Using Scoring Code on Spark is similar to using it without Spark. The main difference is that SparkScoringCodeModel is used instead of ScoringCodeModel.

Loading from filesystem

Loading a model jar from filesystem makes it easy to use Scoring Code on Spark. Models can be loaded dynamically without having to worry about add jars to Sparks classpath or restarting Spark. A model is loaded from filesystem by specifying the path to the model jar

from datarobot_predict.spark_scoring_code import SparkScoringCodeModel

model = SparkScoringCodeModel("model.jar")

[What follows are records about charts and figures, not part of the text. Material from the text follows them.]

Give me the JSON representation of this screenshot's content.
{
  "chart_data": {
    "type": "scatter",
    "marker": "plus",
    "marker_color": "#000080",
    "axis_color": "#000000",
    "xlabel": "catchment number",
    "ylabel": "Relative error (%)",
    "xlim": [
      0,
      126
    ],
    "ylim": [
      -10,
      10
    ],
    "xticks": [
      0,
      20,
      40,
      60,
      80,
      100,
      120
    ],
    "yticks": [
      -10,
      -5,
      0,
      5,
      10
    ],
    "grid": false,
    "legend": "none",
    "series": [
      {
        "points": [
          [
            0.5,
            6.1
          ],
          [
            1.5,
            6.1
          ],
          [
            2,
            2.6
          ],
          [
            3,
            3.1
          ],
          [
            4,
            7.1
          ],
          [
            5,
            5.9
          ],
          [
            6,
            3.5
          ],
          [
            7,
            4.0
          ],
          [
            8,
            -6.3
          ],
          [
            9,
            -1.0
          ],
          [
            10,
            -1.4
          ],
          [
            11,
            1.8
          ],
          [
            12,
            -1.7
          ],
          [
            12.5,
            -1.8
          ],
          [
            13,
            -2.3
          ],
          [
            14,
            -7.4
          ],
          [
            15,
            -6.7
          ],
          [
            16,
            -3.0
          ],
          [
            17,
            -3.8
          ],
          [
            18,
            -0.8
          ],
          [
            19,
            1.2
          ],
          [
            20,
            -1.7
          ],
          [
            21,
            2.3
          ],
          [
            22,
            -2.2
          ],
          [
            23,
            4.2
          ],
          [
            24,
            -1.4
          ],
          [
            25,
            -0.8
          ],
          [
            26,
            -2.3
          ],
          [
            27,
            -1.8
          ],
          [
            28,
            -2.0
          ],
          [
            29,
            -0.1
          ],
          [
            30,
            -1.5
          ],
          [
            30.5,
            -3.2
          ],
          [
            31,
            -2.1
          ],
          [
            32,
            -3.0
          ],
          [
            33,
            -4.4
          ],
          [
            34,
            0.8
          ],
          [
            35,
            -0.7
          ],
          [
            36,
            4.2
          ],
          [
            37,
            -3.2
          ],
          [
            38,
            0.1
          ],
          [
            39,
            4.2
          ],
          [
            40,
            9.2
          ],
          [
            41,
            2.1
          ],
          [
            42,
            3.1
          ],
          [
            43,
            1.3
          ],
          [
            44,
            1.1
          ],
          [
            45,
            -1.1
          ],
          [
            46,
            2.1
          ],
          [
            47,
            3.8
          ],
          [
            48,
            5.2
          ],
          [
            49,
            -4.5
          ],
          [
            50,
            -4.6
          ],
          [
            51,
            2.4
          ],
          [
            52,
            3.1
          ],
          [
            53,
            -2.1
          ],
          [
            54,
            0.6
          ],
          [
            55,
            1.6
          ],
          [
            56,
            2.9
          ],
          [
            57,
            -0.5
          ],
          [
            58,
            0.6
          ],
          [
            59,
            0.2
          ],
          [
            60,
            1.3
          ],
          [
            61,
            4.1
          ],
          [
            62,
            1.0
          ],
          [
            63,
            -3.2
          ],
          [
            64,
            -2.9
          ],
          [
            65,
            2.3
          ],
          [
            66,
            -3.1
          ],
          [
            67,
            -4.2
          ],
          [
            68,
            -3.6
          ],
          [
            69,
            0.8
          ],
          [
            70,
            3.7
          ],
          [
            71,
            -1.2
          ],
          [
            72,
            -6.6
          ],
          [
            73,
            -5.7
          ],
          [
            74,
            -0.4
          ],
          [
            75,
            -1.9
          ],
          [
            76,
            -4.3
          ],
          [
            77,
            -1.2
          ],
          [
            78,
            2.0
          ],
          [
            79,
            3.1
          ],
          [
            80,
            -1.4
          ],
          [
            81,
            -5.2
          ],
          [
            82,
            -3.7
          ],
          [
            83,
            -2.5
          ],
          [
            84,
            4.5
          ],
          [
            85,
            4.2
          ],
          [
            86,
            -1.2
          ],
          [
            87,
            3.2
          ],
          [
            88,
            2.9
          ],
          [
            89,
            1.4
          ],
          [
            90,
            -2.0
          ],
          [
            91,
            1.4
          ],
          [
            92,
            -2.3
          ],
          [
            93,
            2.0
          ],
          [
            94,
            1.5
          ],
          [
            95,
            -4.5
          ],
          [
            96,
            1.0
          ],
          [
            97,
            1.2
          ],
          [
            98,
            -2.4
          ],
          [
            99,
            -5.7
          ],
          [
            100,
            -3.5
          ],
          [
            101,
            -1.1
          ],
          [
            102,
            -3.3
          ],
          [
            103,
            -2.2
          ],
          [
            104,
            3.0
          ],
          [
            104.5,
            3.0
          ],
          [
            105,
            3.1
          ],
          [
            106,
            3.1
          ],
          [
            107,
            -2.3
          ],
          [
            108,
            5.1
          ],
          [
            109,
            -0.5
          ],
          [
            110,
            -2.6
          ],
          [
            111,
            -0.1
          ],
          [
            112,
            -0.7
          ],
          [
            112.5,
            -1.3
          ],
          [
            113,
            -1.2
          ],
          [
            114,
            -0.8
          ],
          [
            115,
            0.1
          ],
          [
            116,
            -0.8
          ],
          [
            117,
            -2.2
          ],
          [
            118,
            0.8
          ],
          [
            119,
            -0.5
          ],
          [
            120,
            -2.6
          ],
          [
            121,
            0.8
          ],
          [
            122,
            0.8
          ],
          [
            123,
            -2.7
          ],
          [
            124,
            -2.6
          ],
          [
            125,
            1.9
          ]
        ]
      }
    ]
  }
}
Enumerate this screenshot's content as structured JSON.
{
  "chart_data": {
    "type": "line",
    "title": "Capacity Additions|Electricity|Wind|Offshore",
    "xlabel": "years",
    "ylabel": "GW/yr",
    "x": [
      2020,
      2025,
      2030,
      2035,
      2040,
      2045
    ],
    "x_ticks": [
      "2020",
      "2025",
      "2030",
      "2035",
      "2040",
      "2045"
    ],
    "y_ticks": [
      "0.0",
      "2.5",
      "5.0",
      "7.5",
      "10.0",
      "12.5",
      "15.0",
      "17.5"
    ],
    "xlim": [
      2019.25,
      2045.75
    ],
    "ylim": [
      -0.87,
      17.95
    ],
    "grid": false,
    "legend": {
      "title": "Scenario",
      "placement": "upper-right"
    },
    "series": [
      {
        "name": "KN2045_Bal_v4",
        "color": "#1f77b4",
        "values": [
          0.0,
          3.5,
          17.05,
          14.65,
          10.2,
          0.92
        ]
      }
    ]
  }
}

To avoid undefined behavior from multiple versions of Scoring Code Java classes, it is recommended not to add any Scoring Code model jars or Scoring Code API/Spark API jars to the classpath when models are loaded from the filesystem. The library will try to enforce this by not allowing a SparkScoringCodeModel to be instantiated if it detects the Scoring Code API in the classpath. This behavior can be turned off using the constructor parameter allow_models_in_classpath

model = SparkScoringCodeModel("model.jar", allow_models_in_classpath=True)

Loading from classpath

If required, a model can be loaded from the classpath by not specifying a jar path

model = SparkScoringCodeModel() 

It is recommended not to work with models from filesystem and in classpath at the same time for the reasons mentioned in the section before.

Scoring

Models can score Spark DataFrames

spark_df = spark.read.csv("input.csv")
result = model.predict(spark_df)
result.show()

It is also possible to score a pandas DataFrame. The result is returned as a Spark DataFrame.